The summit — and the U.S.’s Strategy Towards Sub-Saharan Africa — are timely instruments to shape and deliver such partnerships to elevate capabilities and investments for conservation, climate action, technology innovation, cybersecurity, and One Health. This will super-charge both job creation for the soon-to-be world’s largest labor force and economic growth to better the lives of Africans and meet U.S. priorities in security, democracy, and other geopolitical interests.

Out of this summit, we are looking forward to seeing new legislation in favor of conservation, promising and practical funding mechanisms and opportunities, and, most importantly, proper streamlining and integration of conservation into other major economic sectors for posterity.

We are equally hopeful that U.S. policy toward the continent will begin to mainly see Africa as an equal partner, in line with what African countries have to offer, alongside their development needs and aspirations.

The leaders attending the U.S.-Africa Leaders Summit have the potential to shape and support these decisions in ways that protect a natural heritage upon which African nations and the global community depend, and to do it in a way that ensures these efforts are locally led.

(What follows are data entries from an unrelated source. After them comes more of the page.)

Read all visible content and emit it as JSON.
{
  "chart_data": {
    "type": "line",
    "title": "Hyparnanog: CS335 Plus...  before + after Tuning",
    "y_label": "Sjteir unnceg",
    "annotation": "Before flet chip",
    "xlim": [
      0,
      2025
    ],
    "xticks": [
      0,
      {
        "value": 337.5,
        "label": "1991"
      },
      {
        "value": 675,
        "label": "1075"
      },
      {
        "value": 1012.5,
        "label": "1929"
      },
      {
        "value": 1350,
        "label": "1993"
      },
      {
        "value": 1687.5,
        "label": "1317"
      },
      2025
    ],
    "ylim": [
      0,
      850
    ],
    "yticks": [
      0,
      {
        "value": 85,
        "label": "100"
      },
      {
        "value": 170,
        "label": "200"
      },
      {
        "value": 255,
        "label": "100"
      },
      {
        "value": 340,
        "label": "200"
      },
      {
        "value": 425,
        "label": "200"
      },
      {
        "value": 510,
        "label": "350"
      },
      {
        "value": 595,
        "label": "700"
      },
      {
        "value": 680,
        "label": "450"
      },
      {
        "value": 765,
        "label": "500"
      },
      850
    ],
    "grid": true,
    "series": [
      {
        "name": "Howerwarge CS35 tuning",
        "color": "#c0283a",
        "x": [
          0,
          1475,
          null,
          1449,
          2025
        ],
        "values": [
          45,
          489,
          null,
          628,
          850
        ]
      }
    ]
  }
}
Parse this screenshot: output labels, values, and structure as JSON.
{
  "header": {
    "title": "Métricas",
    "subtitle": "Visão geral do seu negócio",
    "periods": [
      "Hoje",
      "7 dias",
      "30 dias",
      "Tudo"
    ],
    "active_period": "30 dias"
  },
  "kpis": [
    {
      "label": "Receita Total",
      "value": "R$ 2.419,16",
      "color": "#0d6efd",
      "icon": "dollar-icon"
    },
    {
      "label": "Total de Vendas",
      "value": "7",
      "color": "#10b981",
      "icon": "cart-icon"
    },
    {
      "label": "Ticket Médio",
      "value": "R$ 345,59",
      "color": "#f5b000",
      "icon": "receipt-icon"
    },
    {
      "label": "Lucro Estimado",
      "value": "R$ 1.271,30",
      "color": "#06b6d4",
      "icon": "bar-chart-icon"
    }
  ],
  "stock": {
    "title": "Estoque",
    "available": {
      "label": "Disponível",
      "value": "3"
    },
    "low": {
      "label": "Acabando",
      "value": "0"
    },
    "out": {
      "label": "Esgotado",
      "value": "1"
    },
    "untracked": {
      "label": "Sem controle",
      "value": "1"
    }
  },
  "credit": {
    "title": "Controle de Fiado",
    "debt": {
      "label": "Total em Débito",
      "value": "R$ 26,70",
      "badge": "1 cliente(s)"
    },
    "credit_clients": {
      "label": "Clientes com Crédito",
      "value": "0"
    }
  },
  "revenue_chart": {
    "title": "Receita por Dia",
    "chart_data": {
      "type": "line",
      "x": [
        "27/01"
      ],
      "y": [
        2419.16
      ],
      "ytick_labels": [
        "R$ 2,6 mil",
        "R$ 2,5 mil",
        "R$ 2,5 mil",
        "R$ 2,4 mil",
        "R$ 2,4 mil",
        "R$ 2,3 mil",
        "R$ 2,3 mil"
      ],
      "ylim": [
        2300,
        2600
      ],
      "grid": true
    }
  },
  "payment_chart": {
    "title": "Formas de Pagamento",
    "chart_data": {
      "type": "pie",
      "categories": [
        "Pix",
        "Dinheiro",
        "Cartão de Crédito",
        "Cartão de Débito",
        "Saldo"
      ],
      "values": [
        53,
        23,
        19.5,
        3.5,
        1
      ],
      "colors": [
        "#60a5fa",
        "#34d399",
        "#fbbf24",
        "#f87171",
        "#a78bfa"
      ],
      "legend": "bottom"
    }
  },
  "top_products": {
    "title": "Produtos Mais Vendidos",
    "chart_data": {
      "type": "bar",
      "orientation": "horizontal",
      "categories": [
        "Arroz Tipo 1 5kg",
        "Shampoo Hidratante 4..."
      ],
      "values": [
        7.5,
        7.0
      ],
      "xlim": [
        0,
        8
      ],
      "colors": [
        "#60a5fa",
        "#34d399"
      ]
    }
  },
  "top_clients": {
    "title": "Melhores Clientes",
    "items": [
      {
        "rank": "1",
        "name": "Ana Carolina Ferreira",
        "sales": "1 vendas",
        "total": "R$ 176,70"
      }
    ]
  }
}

And acting on that potential could not be more urgent — because I have no doubt we are at a tipping point.

This summit offers the U.S. leadership an excellent chance to demonstrate its sincerity and desire to aid developing African nations. It is a moment to seize the golden opportunity to work together and make a difference for the benefit of all.

If the U.S.-Africa Leaders Summit and the most recent U.S. Strategy Towards Sub-Saharan Africa are successful in resetting relations with the continent, that success will ultimately depend on definitive deeds rather than words.